Square tube: The inertia moment is the same in all directions, and the bending performance is symmetrical, but its value is usually smaller than that of the long side direction of the rectangular tube under the same cross-sectional area.
Conclusion: If the load direction is clear (such as beam structure), the rectangular tube is better; if the load direction is variable, the square tube is more balanced.
Torsion strength:
The torsion constant of the square tube is higher, the torsion stress distribution is more uniform, and the torsion resistance is better than that of the rectangular tube. For example, the torsion resistance of the 75×75mm square tube is significantly stronger than that of the 100×50mm rectangular tube.
Conclusion: When the torsional load is dominant (such as the transmission shaft), square tubes are better.
Bending stiffness:
Stiffness is proportional to the moment of inertia. Rectangular tubes have higher stiffness in the long side direction, which is suitable for scenarios that need to resist unidirectional deflection (such as bridge beams).
Square tubes have symmetrical bidirectional stiffness and are suitable for multidirectional loads (such as columns).
Conclusion: Stiffness requirements depend on the load direction. Choose rectangular tubes for unidirectional loads; choose square tubes for bidirectional loads.
Local buckling:
Rectangular tubes usually have a larger width-to-thickness ratio, and thin-walled parts are more prone to local buckling, especially under compression or shear loads.
Square tubes have better local stability due to their symmetrical cross-section.

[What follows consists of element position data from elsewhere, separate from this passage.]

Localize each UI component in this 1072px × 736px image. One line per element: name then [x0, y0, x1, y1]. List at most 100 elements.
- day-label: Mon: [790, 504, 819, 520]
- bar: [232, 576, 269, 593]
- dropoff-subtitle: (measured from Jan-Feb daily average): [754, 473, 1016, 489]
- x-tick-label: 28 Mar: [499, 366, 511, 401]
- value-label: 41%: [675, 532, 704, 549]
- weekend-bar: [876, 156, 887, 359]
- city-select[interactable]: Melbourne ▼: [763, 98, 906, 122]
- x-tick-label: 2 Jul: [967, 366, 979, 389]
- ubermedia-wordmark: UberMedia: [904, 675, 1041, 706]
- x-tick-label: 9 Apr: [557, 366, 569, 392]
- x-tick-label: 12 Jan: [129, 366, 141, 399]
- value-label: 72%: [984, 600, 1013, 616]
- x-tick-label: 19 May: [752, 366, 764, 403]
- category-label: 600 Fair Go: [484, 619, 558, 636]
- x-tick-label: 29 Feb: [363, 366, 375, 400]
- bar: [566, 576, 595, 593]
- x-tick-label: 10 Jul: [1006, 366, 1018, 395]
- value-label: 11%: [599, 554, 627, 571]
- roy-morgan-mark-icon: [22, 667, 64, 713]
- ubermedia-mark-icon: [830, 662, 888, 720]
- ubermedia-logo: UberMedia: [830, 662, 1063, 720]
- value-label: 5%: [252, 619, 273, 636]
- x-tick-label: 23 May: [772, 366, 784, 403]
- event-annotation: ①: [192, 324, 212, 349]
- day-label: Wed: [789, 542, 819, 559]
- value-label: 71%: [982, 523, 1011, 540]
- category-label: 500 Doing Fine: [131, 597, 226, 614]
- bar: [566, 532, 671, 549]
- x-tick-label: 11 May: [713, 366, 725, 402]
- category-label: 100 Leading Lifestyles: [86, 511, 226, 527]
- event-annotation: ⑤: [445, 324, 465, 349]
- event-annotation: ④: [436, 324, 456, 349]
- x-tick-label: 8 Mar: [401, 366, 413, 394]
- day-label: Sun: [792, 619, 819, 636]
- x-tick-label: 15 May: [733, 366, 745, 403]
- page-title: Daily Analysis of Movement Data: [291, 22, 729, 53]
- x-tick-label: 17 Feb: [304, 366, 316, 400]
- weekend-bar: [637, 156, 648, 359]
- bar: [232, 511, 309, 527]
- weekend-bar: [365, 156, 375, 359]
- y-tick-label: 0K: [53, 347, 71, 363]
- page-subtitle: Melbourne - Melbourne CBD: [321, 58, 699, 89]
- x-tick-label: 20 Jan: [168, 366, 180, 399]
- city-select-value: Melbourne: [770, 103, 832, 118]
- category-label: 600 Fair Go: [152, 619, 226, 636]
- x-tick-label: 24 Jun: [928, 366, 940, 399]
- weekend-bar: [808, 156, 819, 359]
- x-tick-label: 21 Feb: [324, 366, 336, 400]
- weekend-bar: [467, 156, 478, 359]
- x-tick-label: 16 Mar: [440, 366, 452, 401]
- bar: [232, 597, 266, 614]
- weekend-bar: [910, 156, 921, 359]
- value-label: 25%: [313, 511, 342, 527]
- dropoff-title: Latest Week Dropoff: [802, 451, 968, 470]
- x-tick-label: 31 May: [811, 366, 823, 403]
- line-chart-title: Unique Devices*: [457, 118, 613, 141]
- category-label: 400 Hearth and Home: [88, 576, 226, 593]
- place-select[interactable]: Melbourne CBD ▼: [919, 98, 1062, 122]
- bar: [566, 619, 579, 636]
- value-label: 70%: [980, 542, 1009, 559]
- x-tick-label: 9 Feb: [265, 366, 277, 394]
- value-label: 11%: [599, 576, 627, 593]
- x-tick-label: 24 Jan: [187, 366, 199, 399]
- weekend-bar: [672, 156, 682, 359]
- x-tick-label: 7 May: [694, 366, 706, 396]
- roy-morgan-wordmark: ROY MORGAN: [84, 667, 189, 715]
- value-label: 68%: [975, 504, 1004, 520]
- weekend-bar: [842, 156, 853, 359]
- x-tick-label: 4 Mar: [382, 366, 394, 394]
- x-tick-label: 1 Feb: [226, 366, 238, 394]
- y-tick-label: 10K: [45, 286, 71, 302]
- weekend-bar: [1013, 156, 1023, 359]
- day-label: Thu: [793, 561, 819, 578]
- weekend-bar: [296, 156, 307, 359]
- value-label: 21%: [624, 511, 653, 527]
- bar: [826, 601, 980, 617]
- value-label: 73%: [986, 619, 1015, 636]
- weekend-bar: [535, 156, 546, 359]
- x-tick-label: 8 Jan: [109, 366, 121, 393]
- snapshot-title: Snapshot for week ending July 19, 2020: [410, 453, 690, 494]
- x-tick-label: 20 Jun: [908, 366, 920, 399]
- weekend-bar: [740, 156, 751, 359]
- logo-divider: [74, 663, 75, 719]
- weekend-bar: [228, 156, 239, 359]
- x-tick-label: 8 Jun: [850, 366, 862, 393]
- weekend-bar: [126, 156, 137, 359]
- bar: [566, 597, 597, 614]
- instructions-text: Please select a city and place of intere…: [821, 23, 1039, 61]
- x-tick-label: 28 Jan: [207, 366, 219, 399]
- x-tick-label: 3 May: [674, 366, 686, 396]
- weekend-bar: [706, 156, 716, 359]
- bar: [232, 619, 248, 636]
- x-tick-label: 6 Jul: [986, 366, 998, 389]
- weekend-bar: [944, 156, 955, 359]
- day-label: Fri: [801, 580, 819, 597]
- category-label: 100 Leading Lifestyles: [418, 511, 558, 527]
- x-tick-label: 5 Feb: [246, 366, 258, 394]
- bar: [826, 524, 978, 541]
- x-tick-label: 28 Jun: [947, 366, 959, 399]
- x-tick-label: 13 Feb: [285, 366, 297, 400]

Overall buckling (Euler buckling):
Buckling load is related to the minimum radius of gyration of the cross-section. The radius of gyration of square tubes is the same in all directions, while the radius of gyration of rectangular tubes in the short side direction is smaller, making them more prone to buckling.
Conclusion: Square tubes are preferred for compressive members (such as pillars); if the long side direction of the rectangular tube is constrained, it can be compensated by design.
Axial compression:
Bearing capacity is related to cross-sectional area and slenderness ratio. Under the same cross-sectional area, square tubes have a higher bearing capacity due to their larger turning radius.
Combined load (combined compression and bending):
Rectangular tubes can take advantage of the optimized layout when the bending moment direction is clear (such as vertical load on the long side); square tubes are suitable for bidirectional bending moments.
Material utilization:
Rectangular tubes are more efficient and save materials when subjected to unidirectional bending; square tubes are more economical under multi-directional loads.
Connection convenience:
Due to the symmetry of square tubes, node connections (such as welding and bolts) are simpler; rectangular tubes need to consider directionality.
Application scenarios:
Rectangular tubes: building beams, crane arms, vehicle chassis (clear load direction).
Square tubes: building columns, space trusses, mechanical frames (multi-directional loads).